Single drug could be an alternative option for long-term management of HIV

19 Feb 2024

Long-term follow-up results from the PIVOT clinical trial confirm that treating HIV with a single protease inhibitor instead of the standard three drugs does not make the virus more likely to develop drug-resistance, when combined with close monitoring and re-introduction of combination therapy if required. The strategy is as effective as triple-drug combination therapy at preserving future drug options, according to the study published last week in eClinical Medicine.

Currently, people living with HIV usually take a combination of two or three antiretroviral therapy (ART) drugs. These drugs seem to be very effective and do not cause many side effects in the short term. However, because they are taken for life, they may be associated with side effects and toxicity after many years. Taking just one drug daily instead of three may be safer and easier for people living with HIV, while also reducing costs to healthcare systems.

Researchers previously thought that three drugs, usually from at least two different drug classes, were needed to stop the HIV developing drug-resistance, leading to treatment failure. However, protease inhibitors are a class of drugs with a high genetic barrier to resistance, making them a good candidate for monotherapy.

PIVOT is a clinical trial led by the MRC Clinical Trials Unit at UCL. The trial aimed to determine if protease inhibitor monotherapy is as effective in the long term as standard combination therapy at preserving future treatment options. If a participant’s virus became resistant to at least one new drug since entering the trial, researchers considered them to have lost future drug options.

PIVOT included 587 adults living with HIV in the UK, who had already maintained low levels of virus (below the detection limit of clinical tests) for at least 24 weeks by taking combination therapy. Researchers randomly assigned participants to either continue standard combination therapy, or switch to a single protease inhibitor. The team closely monitored virus levels in the participants’ blood, and quickly switched those taking protease inhibitor monotherapy back to combination therapy if their virus levels rebounded.

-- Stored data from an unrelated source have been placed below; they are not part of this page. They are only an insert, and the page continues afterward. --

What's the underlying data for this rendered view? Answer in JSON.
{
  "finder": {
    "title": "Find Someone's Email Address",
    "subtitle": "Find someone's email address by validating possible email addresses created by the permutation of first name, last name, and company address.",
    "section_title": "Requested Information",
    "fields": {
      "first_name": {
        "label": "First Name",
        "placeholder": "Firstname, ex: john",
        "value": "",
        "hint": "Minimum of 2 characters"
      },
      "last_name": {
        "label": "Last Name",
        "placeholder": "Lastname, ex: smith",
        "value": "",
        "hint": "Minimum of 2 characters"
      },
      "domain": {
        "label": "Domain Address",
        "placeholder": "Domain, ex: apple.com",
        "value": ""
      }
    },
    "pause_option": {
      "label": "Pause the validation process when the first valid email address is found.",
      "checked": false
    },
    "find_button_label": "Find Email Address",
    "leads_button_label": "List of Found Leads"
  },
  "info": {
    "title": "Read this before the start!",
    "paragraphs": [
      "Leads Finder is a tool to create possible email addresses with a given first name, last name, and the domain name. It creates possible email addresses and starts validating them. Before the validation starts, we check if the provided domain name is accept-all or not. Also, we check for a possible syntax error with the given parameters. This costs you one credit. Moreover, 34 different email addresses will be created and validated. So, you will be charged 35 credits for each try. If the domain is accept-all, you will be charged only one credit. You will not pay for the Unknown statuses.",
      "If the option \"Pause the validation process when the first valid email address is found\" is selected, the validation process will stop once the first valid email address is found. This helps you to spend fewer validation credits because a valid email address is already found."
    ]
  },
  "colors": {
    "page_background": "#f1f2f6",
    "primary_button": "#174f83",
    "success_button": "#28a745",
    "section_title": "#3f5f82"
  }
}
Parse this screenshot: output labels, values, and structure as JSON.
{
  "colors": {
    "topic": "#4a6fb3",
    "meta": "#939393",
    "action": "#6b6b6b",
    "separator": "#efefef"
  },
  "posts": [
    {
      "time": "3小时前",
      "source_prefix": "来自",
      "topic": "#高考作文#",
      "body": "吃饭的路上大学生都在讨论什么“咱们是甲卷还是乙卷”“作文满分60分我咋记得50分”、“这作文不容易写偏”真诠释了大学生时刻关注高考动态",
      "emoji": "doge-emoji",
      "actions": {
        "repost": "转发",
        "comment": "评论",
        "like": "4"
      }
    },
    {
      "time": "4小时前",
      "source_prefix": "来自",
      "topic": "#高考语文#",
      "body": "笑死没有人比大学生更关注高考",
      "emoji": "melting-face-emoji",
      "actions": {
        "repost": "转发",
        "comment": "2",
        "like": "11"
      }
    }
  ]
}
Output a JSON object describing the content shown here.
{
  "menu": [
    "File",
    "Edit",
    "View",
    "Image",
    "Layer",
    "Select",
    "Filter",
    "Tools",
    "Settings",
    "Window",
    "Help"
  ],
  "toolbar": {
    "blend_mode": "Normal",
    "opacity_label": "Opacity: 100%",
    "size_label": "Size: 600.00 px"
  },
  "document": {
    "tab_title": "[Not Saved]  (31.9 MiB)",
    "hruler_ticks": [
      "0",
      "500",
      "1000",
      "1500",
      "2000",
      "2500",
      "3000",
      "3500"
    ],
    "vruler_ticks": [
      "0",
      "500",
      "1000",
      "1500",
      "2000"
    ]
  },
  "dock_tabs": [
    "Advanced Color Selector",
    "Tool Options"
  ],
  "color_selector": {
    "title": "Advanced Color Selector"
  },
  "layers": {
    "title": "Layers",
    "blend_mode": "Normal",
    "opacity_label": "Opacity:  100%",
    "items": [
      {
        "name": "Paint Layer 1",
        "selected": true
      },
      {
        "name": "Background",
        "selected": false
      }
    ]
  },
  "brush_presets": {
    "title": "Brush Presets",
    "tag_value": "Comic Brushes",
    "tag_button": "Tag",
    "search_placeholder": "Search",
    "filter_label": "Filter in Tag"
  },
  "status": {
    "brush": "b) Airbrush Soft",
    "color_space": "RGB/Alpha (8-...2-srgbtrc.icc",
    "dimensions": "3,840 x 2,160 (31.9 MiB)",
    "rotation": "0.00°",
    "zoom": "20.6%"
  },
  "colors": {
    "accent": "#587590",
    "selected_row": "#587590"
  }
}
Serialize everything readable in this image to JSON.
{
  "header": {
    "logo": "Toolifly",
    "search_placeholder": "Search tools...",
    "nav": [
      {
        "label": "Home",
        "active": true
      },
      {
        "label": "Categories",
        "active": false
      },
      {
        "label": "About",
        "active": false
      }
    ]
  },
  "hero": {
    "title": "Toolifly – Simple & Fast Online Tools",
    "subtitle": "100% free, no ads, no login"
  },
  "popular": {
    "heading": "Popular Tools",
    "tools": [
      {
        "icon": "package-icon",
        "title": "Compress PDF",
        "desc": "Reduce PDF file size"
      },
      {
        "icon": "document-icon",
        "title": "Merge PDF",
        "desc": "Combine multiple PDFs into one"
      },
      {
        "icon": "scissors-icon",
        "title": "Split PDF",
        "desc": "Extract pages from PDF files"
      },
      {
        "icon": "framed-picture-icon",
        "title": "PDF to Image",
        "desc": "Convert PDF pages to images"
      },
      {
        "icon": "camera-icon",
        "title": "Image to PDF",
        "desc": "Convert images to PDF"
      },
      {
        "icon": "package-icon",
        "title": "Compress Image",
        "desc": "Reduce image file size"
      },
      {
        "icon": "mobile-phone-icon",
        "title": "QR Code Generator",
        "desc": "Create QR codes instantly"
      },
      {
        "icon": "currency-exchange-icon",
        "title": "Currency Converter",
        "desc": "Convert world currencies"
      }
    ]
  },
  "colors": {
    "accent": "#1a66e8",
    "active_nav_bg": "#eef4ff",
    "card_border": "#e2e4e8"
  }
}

Researchers followed PIVOT participants for a median of eight years. At the end of follow-up, only six participants in the single-drug protease inhibitor group had lost one or more drug options, compared with eight participants in the combination therapy group.

Only in one participant in the monotherapy group did their virus become resistant to the protease inhibitor they were taking, atazanavir. On the other hand, the virus developed resistance in six participants in the combination therapy group to drugs they took during the trial.

It was rare for any PIVOT participants to develop serious medical issues, including AIDS, serious non-AIDS complications, and death. These events occurred slightly more frequently in the monotherapy group, but the difference between groups was not statistically significant.

The findings show that protease inhibitor monotherapy, with regular monitoring and prompt reintroduction of combination therapy if virus levels rebound, could be an effective alternative treatment strategy for long-term management of HIV. These long-term follow-up results confirm earlier findings from the PIVOT trial, which were reported in 2016 after 44 months of follow-up.

This strategy could be integrated as part of a patient-centred approach to simplifying HIV treatment in those who are already virally suppressed, which may appeal to patients experiencing side effects or toxicity from other drug classes. However, the possibility of a small extra risk of serious illness or death in those taking protease inhibitor monotherapy cannot be excluded.